Wrong. The one thing missing form the article is an assessment of the costs of producing terrestrial gas. It is not cheap enough to bring down the price. From Morgan Stanley, here is the modelling of breakeven points for unconventional gas production in Australia for a large and small project:

Screen shot 2013-10-31 at 7.50.23 AM

More supply will do nothing to bring down the gas price in Victoria. It may give Victoria a new energy industry, but that is all it will do.

Houses and Holes

David Llewellyn-Smith is Chief Strategist at the MB Fund and MB Super. David is the founding publisher and editor of MacroBusiness and was the founding publisher and global economy editor of The Diplomat, the Asia Pacific’s leading geo-politics and economics portal.

He is also a former gold trader and economic commentator at The Sydney Morning Herald, The Age, the ABC and Business Spectator. He is the co-author of The Great Crash of 2008 with Ross Garnaut and was the editor of the second Garnaut Climate Change Review.


  1. “The one thing missing form the article is an assessment of the costs of producing terrestrial gas. It is not cheap enough to bring down the price.”

    Not too many gas producers in the US are making money at the moment. But is stopping them producing natural gas? And is this stopping cheap natural gas from being a critical input to the US manufacturing resurgence?

    • Spot on. Also, Morgan Stanley’s analysis doesn’t reflect the reality of the gas market in NSW and Queensland. Somehow these producers (especially in Queensland) are producing gas and aren’t going bankrupt, you can’t just take Morgan Stanley’s estimates as gospel for the entire continent.

      Additionally, the breakeven price isn’t the be all and end all for gas prices. Much like the electricity market, gas retailers have an interest in taking possession of upstream gas supplies as a hedge against increasing prices, even if the breakeven price might seem high on first glance.

      • Fair enough.
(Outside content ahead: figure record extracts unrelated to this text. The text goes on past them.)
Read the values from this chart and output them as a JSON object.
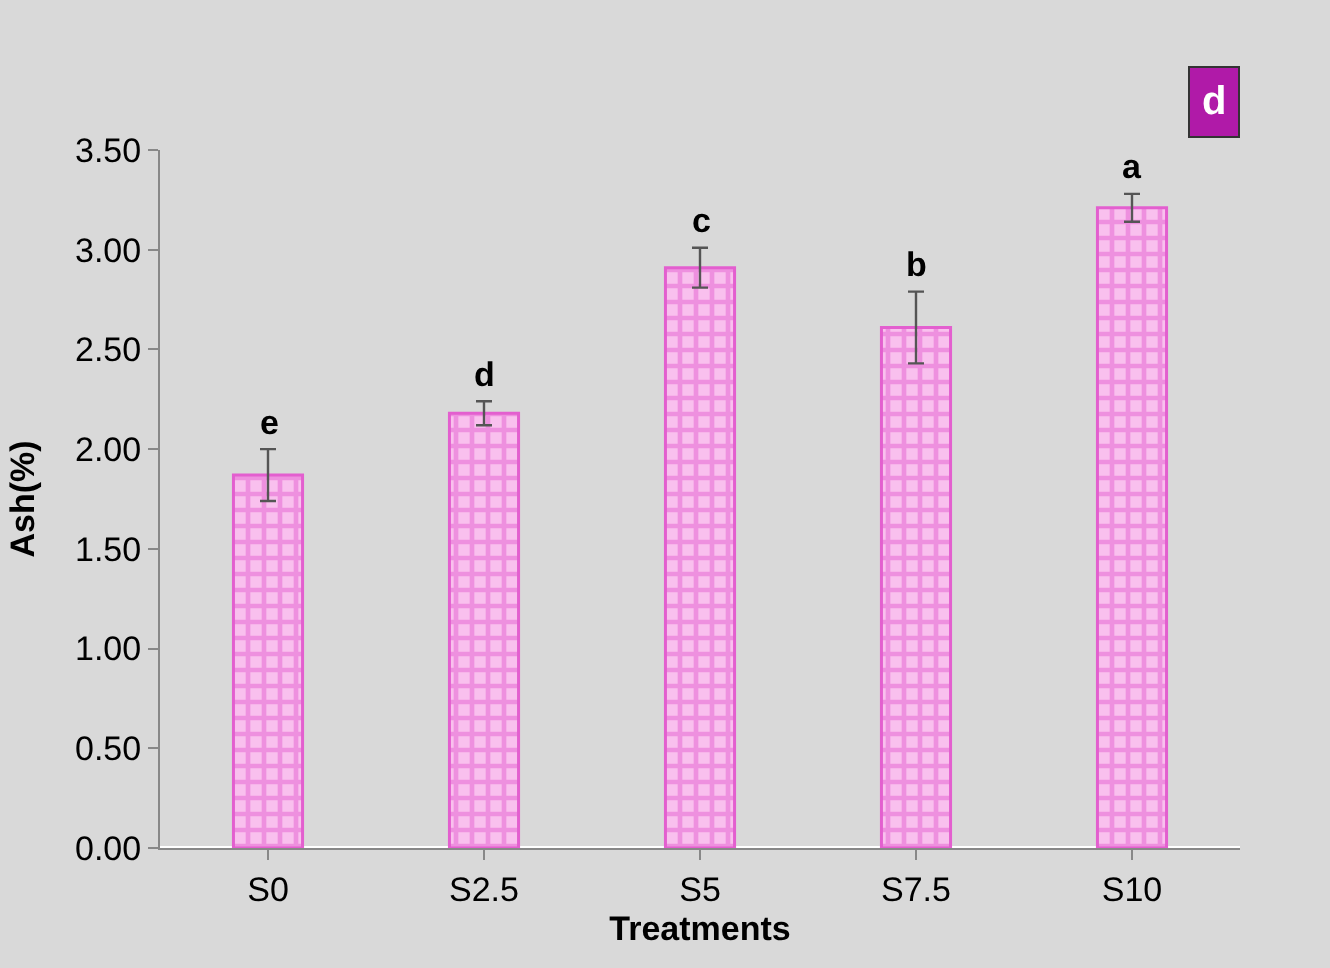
{
  "chart_data": {
    "type": "bar",
    "xlabel": "Treatments",
    "ylabel": "Ash(%)",
    "categories": [
      "S0",
      "S2.5",
      "S5",
      "S7.5",
      "S10"
    ],
    "values": [
      1.87,
      2.18,
      2.91,
      2.61,
      3.21
    ],
    "errors": [
      0.13,
      0.06,
      0.1,
      0.18,
      0.07
    ],
    "color": "#e35fcf",
    "ylim": [
      0,
      3.5
    ],
    "yticks": [
      {
        "value": 0,
        "label": "0.00"
      },
      {
        "value": 0.5,
        "label": "0.50"
      },
      {
        "value": 1,
        "label": "1.00"
      },
      {
        "value": 1.5,
        "label": "1.50"
      },
      {
        "value": 2,
        "label": "2.00"
      },
      {
        "value": 2.5,
        "label": "2.50"
      },
      {
        "value": 3,
        "label": "3.00"
      },
      {
        "value": 3.5,
        "label": "3.50"
      }
    ],
    "grid": false,
    "legend": false,
    "value_labels": [
      "e",
      "d",
      "c",
      "b",
      "a"
    ],
    "annotations": [
      "d"
    ]
  }
}
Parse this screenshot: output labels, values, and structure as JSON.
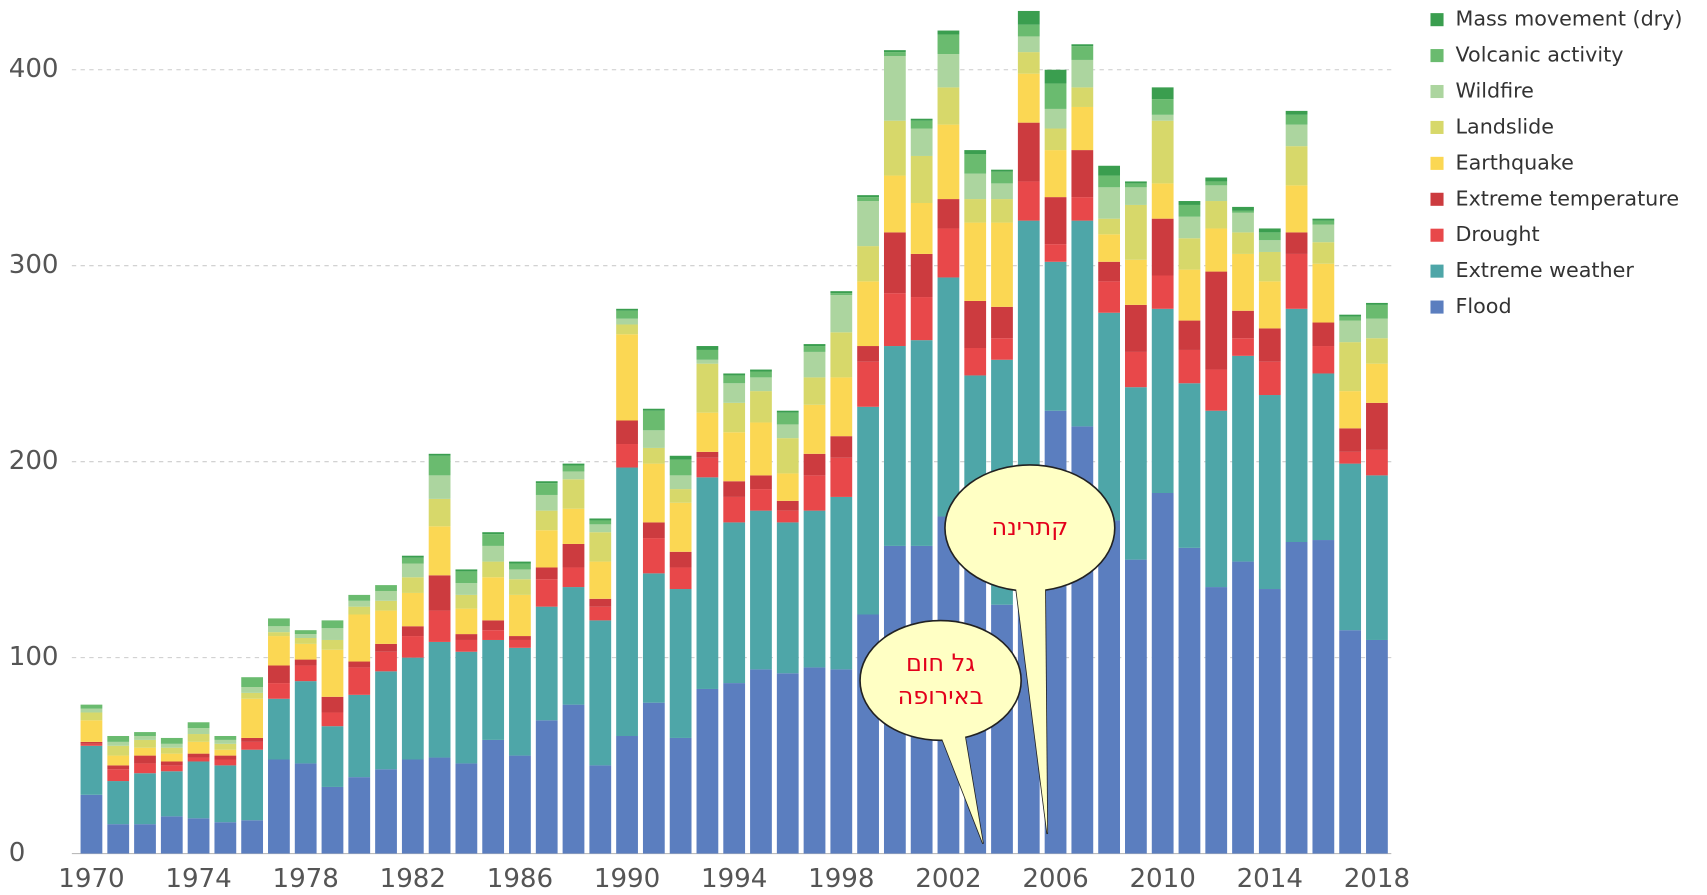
{
  "chart_data": {
    "type": "stacked_bar",
    "categories": [
      "1970",
      null,
      null,
      null,
      "1974",
      null,
      null,
      null,
      "1978",
      null,
      null,
      null,
      "1982",
      null,
      null,
      null,
      "1986",
      null,
      null,
      null,
      "1990",
      null,
      null,
      null,
      "1994",
      null,
      null,
      null,
      "1998",
      null,
      null,
      null,
      "2002",
      null,
      null,
      null,
      "2006",
      null,
      null,
      null,
      "2010",
      null,
      null,
      null,
      "2014",
      null,
      null,
      null,
      "2018"
    ],
    "ylim": [
      0,
      433
    ],
    "yticks": [
      0,
      100,
      200,
      300,
      400
    ],
    "grid": true,
    "legend": "right",
    "series": [
      {
        "name": "Flood",
        "color": "#5b7ebf",
        "values": [
          30,
          15,
          15,
          19,
          18,
          16,
          17,
          48,
          46,
          34,
          39,
          43,
          48,
          49,
          46,
          58,
          50,
          68,
          76,
          45,
          60,
          77,
          59,
          84,
          87,
          94,
          92,
          95,
          94,
          122,
          157,
          157,
          172,
          170,
          127,
          193,
          226,
          218,
          170,
          150,
          184,
          156,
          136,
          149,
          135,
          159,
          160,
          114,
          109
        ]
      },
      {
        "name": "Extreme weather",
        "color": "#4ea6a8",
        "values": [
          25,
          22,
          26,
          23,
          29,
          29,
          36,
          31,
          42,
          31,
          42,
          50,
          52,
          59,
          57,
          51,
          55,
          58,
          60,
          74,
          137,
          66,
          76,
          108,
          82,
          81,
          77,
          80,
          88,
          106,
          102,
          105,
          122,
          74,
          125,
          130,
          76,
          105,
          106,
          88,
          94,
          84,
          90,
          105,
          99,
          119,
          85,
          85,
          84
        ]
      },
      {
        "name": "Drought",
        "color": "#e8484a",
        "values": [
          1,
          6,
          5,
          3,
          2,
          3,
          4,
          8,
          8,
          7,
          14,
          10,
          11,
          16,
          6,
          5,
          4,
          14,
          10,
          7,
          12,
          18,
          11,
          10,
          13,
          11,
          6,
          18,
          20,
          23,
          27,
          22,
          25,
          14,
          11,
          20,
          9,
          12,
          16,
          18,
          17,
          17,
          21,
          9,
          17,
          28,
          14,
          6,
          13
        ]
      },
      {
        "name": "Extreme temperature",
        "color": "#cc3b3f",
        "values": [
          1,
          2,
          4,
          2,
          2,
          2,
          2,
          9,
          3,
          8,
          3,
          4,
          5,
          18,
          3,
          5,
          2,
          6,
          12,
          4,
          12,
          8,
          8,
          3,
          8,
          7,
          5,
          11,
          11,
          8,
          31,
          22,
          15,
          24,
          16,
          30,
          24,
          24,
          10,
          24,
          29,
          15,
          50,
          14,
          17,
          11,
          12,
          12,
          24
        ]
      },
      {
        "name": "Earthquake",
        "color": "#fbd753",
        "values": [
          11,
          5,
          4,
          4,
          6,
          3,
          20,
          15,
          8,
          24,
          24,
          17,
          17,
          25,
          13,
          22,
          21,
          19,
          18,
          19,
          44,
          30,
          25,
          20,
          25,
          27,
          14,
          25,
          30,
          33,
          29,
          26,
          38,
          40,
          43,
          25,
          24,
          22,
          14,
          23,
          18,
          26,
          22,
          29,
          24,
          24,
          30,
          19,
          20
        ]
      },
      {
        "name": "Landslide",
        "color": "#d7d86a",
        "values": [
          4,
          5,
          4,
          3,
          4,
          3,
          3,
          2,
          3,
          5,
          4,
          5,
          8,
          14,
          7,
          8,
          8,
          10,
          15,
          15,
          5,
          8,
          7,
          25,
          15,
          16,
          18,
          14,
          23,
          18,
          28,
          24,
          19,
          12,
          12,
          11,
          11,
          10,
          8,
          28,
          32,
          16,
          14,
          11,
          15,
          20,
          11,
          25,
          13
        ]
      },
      {
        "name": "Wildfire",
        "color": "#acd59f",
        "values": [
          2,
          2,
          2,
          2,
          3,
          2,
          3,
          3,
          2,
          6,
          3,
          5,
          7,
          12,
          6,
          8,
          5,
          8,
          4,
          4,
          3,
          9,
          7,
          2,
          10,
          7,
          7,
          13,
          19,
          23,
          33,
          14,
          17,
          13,
          8,
          8,
          10,
          14,
          16,
          9,
          3,
          11,
          8,
          10,
          6,
          11,
          9,
          11,
          10
        ]
      },
      {
        "name": "Volcanic activity",
        "color": "#6abb6f",
        "values": [
          2,
          3,
          2,
          3,
          3,
          2,
          5,
          4,
          2,
          4,
          3,
          3,
          3,
          10,
          6,
          6,
          3,
          6,
          3,
          2,
          4,
          10,
          8,
          5,
          4,
          3,
          6,
          3,
          1,
          2,
          2,
          4,
          10,
          10,
          6,
          6,
          13,
          7,
          6,
          2,
          8,
          6,
          2,
          1,
          4,
          5,
          2,
          2,
          7
        ]
      },
      {
        "name": "Mass movement (dry)",
        "color": "#3a9e4f",
        "values": [
          0,
          0,
          0,
          0,
          0,
          0,
          0,
          0,
          0,
          0,
          0,
          0,
          1,
          1,
          1,
          1,
          1,
          1,
          1,
          1,
          1,
          1,
          2,
          2,
          1,
          1,
          1,
          1,
          1,
          1,
          1,
          1,
          2,
          2,
          1,
          7,
          7,
          1,
          5,
          1,
          6,
          2,
          2,
          2,
          2,
          2,
          1,
          1,
          1
        ]
      }
    ],
    "annotations": [
      {
        "lines": [
          "קתרינה"
        ]
      },
      {
        "lines": [
          "גל חום",
          "באירופה"
        ]
      }
    ]
  }
}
Elsewhere I’ve written about the the break even costs of the Gladstone plants all being the the vicinity of $12.

        Given the the gasification process is about $5, that’s still QLD CSG pumped out $7. Similar price range.
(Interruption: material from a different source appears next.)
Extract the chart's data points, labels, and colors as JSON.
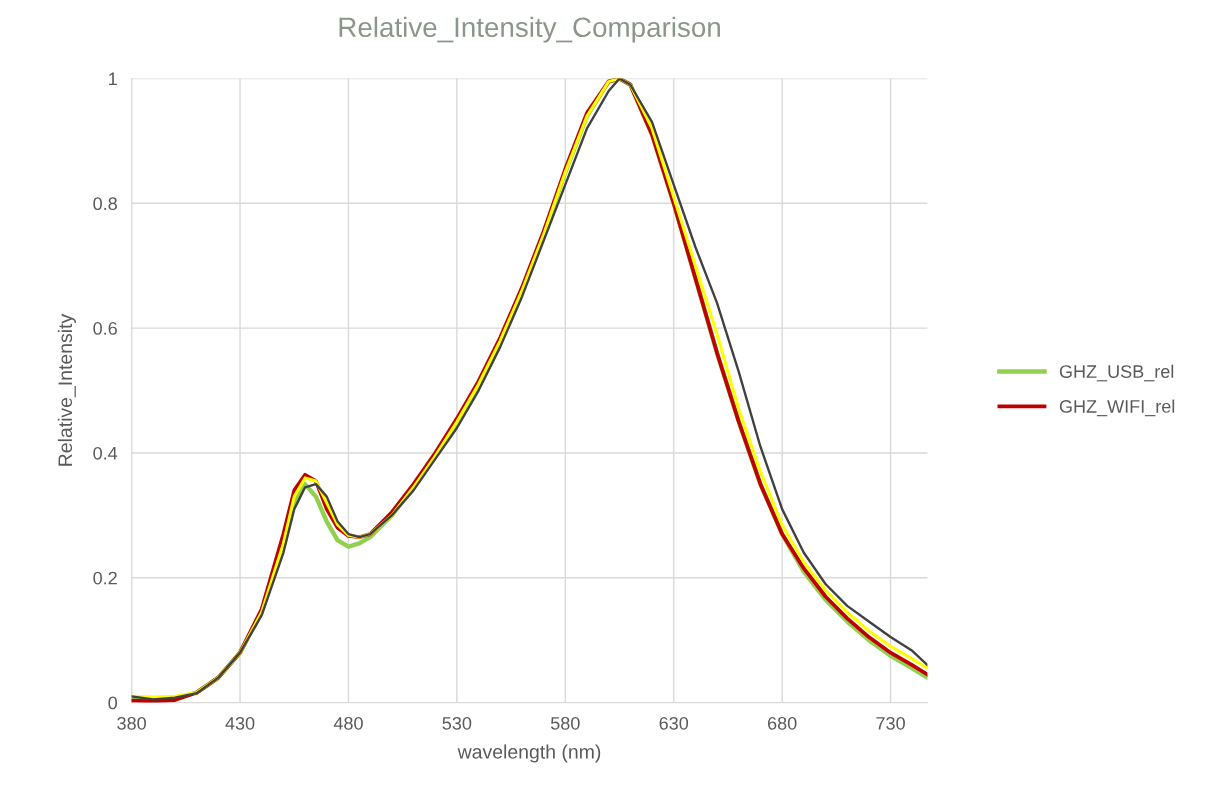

        And no, not all gas is the same. But all of the plants are in this range so the average price must be.

  2. The US producers are making money from the associated liquids, which is leading to a gas glut as they drill baby drill. In Oz, we mostly have dry gas in the big unconventional projects mooted so far, so they need to stand on their own on the gas price.
    Note also, the Morgan Stanley costs projections are for shale gas, CSG is substantially cheaper, c. $4Gj depending on the project. This is the real reason the pressure is on NSW/VIC to reverse the CSG rules as CSG is next cab off the rank on the cost curve. There is plenty of unconventional gas at higher cost of production, but the low cost QLD CSG is committed to LNG, and the NSW & VIC CSG is effectively off-limits.
    Orica and Alcoa have both recently invested in gas explorers as a hedge against looming price rises, I expect in the absence of reservation policies, others will follow.

    • Granted, yes, on the MS stuff. I should have made that more clear. But the high break even costs of the Gladstone plants still suggest CSG is in a similar price range…

  3. ???

    “I should have been more clear”?

    Could have said, this is a consideration for the MS costs while looking at a shale project in the Cooper.

    Which offers a very different project because

    a) labor costs are different in the desert

    b) the pumping tariffs to get the gas to market from the cooper would be substantially higher

    c) if you don’t explore introduce the next wave of supply how will you ever reduce costs, let alone keep a lid on them

    d) the tight gas sands that are being targeted in the Gippsland basin are a very different type of field to that in the Cooper.

    In Victoria, I would absolutely agree that there is nothing more important than the issue that they have highlighted as being the essential ingredient to any industry. The farmers and communities trust needs to be won and the incentives and risks made equally clear to them. Opaque is not a colour they should be seeking to paint the industry in to the community.